# Under which conditions would it be OK to use “H(pass||data)”?

I understand that the main motivation for HMAC is extension attacks. If data always has content-length either implicit in the app or even explicitly put into the hash, I get the impression that HMAC is not necessary. The motivation is to allow password based encryption of keys, using widely available primitives, and periodic rotating of master-password without re-encrypting data (but re-encrypting keys):

file.name = "foo.txt"
file.iv = freshRandom256Bits()
filekey = freshRandom256Bits() #only master learns this
#encrypted key
file.encryptedKey = sha256(masterpwd+":"+file.iv) ^ filekey
#make it hard to forge data
file.auth = sha256(masterpwd+":"+file.owner+":"+file.encryptedKey)
#write data stream and file meta, then filekey goes out of scope
writeEncryptedIO(file, filekey)


In this case, the encryptedKey has a known length. In that case, HMAC is not strictly necessary, no? If I did use an HMAC variant like:

$$h(k || h(k || data))$$

Does it really buy me anything? Is it OK to omit the XOR with constants that are prescribed? I'm under the impression that the whole reason HMAC is good is that it solves the extension problem by making the thing appended to k be of a known length.

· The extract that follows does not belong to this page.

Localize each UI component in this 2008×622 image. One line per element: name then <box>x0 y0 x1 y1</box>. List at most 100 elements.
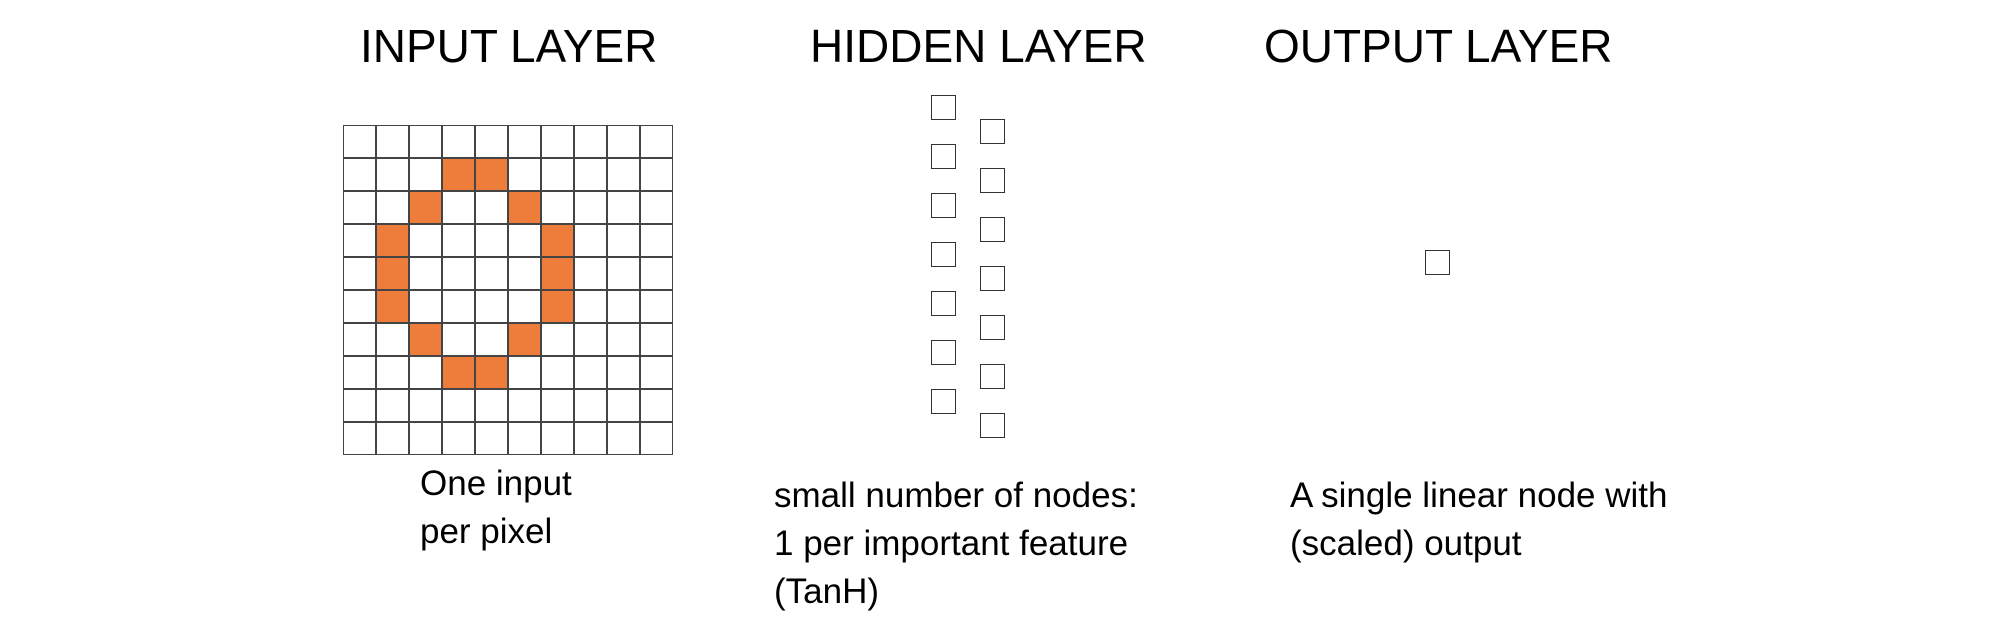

• I guess this comes down to reading HMAC related papers to find out why the XOR with the (different) bit strings is necessary. Jun 30 '16 at 9:55
• @MaartenBodewes ... and if you have done that you can also answer one of our older Qs here: crypto.stackexchange.com/q/15734/23623
– SEJPM
Jun 30 '16 at 21:15
• @SEJPM There is little wrong with the deleted answer to that question, Wikipedia claims that "The values of ipad and opad are not critical to the security of the algorithm, but were defined in such a way to have a large Hamming distance from each other and so the inner and outer keys will have fewer bits in common. The security reduction of HMAC does require them to be different in at least one bit.[citation needed]". So it's a question of finding the security reduction of the HMAC function. Note that algorithms can be secure without security reduction, just not provably secure. Jun 30 '16 at 22:15

Proposition 4 states in a nutshell that for a generic construction which generally covers H(…||data||…) where H is an $n$-bit hash function, there is an attack that allows the attacker to replace some trailing blocks. The attack does however require about $2^{n/2}$ known text-MAC pairs, which is not feasible with a 256-bit hash. So this 20-year old result exhibits a theoretical attack. I don't know if there are more recent results that show a more practical attack.